The reusability of a catalyst is prime important, consequently the reusability of UiO-67–CF3SO3 was investigated, the esterification reaction was repeated several times under the optimized experimental conditions, the results were shown in Fig. 10. After each reaction, the catalyst was separated from the reaction mixture by using simple centrifugation (8000 rpm for 10 min), washed with anhydrous dichloromethane and dried under vacuum overnight at 80 °C, then reused in the next run. The conversion of isooctyl alcohol decreased from 98.6% to 95.9% and the yield of isooctyl acetate decreased from 92.9% to 87.1%. These results indicated high reusability of the UiO-67–CF3SO3 catalyst. The decrease in conversion and yield for the UiO-67–CF3SO3 catalyst might be attributed to the blockage of MOFs channels and partially decomposition of catalyst which could be also observed in Fig. S5(a)† of the recovered catalyst, however, the size still maintained around 1.2 μm (Fig. S5(b)†). Next, the leaching of the active species of UiO-67–CF3SO3 was investigated. After the reaction, the solid catalyst was separated from the reaction mixture, the liquid phase was diluted and then tested by ICP-OES, the result showed that almost no S content was detected. According to these results, it could be confirmed the active species were effectively introduced into UiO-67–bpy and UiO-67–CF3SO3 possessed excellent catalytic activity.

Fig. 10

Catalyst reusability of UiO-67–CF3SO3. Reaction conditions: catalyst amount 0.2 g, isooctyl alcohol to acetic acid molar ratio 1 : 6, for 18 h, at 90 °C.

Conclusion

Brønsted acids (H2SO4, CF3SO3H and hifpOSO3H) were introduced into the frameworks of UiO-67–bpy effectively by a facile PSM strategy for the synthesis of acidic ionic liquid based UiO-67 type MOF. The relative high surface area for all prepared catalysts were maintained and acidic active groups were dispersed in the frameworks uniformly. The prepared catalysts showed better catalytic activities in the esterification of acetic acid with isooctyl alcohol and UiO-67–CF3SO3 catalyst showed best catalytic performance.
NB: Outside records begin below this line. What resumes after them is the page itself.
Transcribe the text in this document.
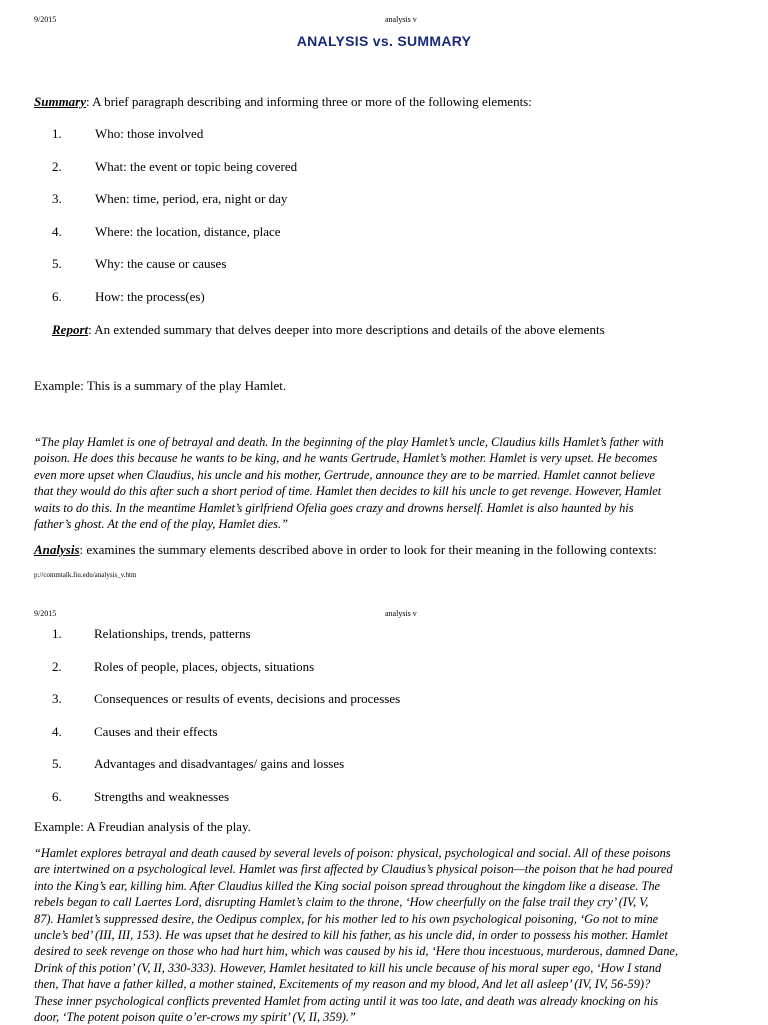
9/2015	analysis v
ANALYSIS vs. SUMMARY
Summary: A brief paragraph describing and informing three or more of the following elements:
1.	Who: those involved
2.	What: the event or topic being covered
3.	When: time, period, era, night or day
4.	Where: the location, distance, place
5.	Why: the cause or causes
6.	How: the process(es)
Report: An extended summary that delves deeper into more descriptions and details of the above elements
Example: This is a summary of the play Hamlet.
“The play Hamlet is one of betrayal and death. In the beginning of the play Hamlet’s uncle, Claudius kills Hamlet’s father with
poison. He does this because he wants to be king, and he wants Gertrude, Hamlet’s mother. Hamlet is very upset. He becomes
even more upset when Claudius, his uncle and his mother, Gertrude, announce they are to be married. Hamlet cannot believe
that they would do this after such a short period of time. Hamlet then decides to kill his uncle to get revenge. However, Hamlet
waits to do this. In the meantime Hamlet’s girlfriend Ofelia goes crazy and drowns herself. Hamlet is also haunted by his
father’s ghost. At the end of the play, Hamlet dies.”
Analysis: examines the summary elements described above in order to look for their meaning in the following contexts:
p://commtalk.fiu.edu/analysis_v.htm
9/2015	analysis v
1. Relationships, trends, patterns
2. Roles of people, places, objects, situations
3. Consequences or results of events, decisions and processes
4. Causes and their effects
5. Advantages and disadvantages/ gains and losses
6. Strengths and weaknesses
Example: A Freudian analysis of the play.
“Hamlet explores betrayal and death caused by several levels of poison: physical, psychological and social. All of these poisons
are intertwined on a psychological level. Hamlet was first affected by Claudius’s physical poison—the poison that he had poured
into the King’s ear, killing him. After Claudius killed the King social poison spread throughout the kingdom like a disease. The
rebels began to call Laertes Lord, disrupting Hamlet’s claim to the throne, ‘How cheerfully on the false trail they cry’ (IV, V,
87). Hamlet’s suppressed desire, the Oedipus complex, for his mother led to his own psychological poisoning, ‘Go not to mine
uncle’s bed’ (III, III, 153). He was upset that he desired to kill his father, as his uncle did, in order to possess his mother. Hamlet
desired to seek revenge on those who had hurt him, which was caused by his id, ‘Here thou incestuous, murderous, damned Dane,
Drink of this potion’ (V, II, 330-333). However, Hamlet hesitated to kill his uncle because of his moral super ego, ‘How I stand
then, That have a father killed, a mother stained, Excitements of my reason and my blood, And let all asleep’ (IV, IV, 56-59)?
These inner psychological conflicts prevented Hamlet from acting until it was too late, and death was already knocking on his
door, ‘The potent poison quite o’er-crows my spirit’ (V, II, 359).”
Under optimized conditions, catalyst amount 0.2 g, isooctyl alcohol to acetic acid molar ratio 1 : 6, for 18 h, at 90 °C, the UiO-67–CF3SO3 catalyst could give maximum isooctyl alcohol conversion 98.6% and isooctyl acetate yield 92.9%. The UiO-67–CF3SO3 catalyst could be reused five times with no obvious reduction in catalytic performance and no obvious leaching was detected, which indicated the excellent stability and reusability of UiO-67–CF3SO3.

Conflicts of interest

There are no conflicts of interest to declare.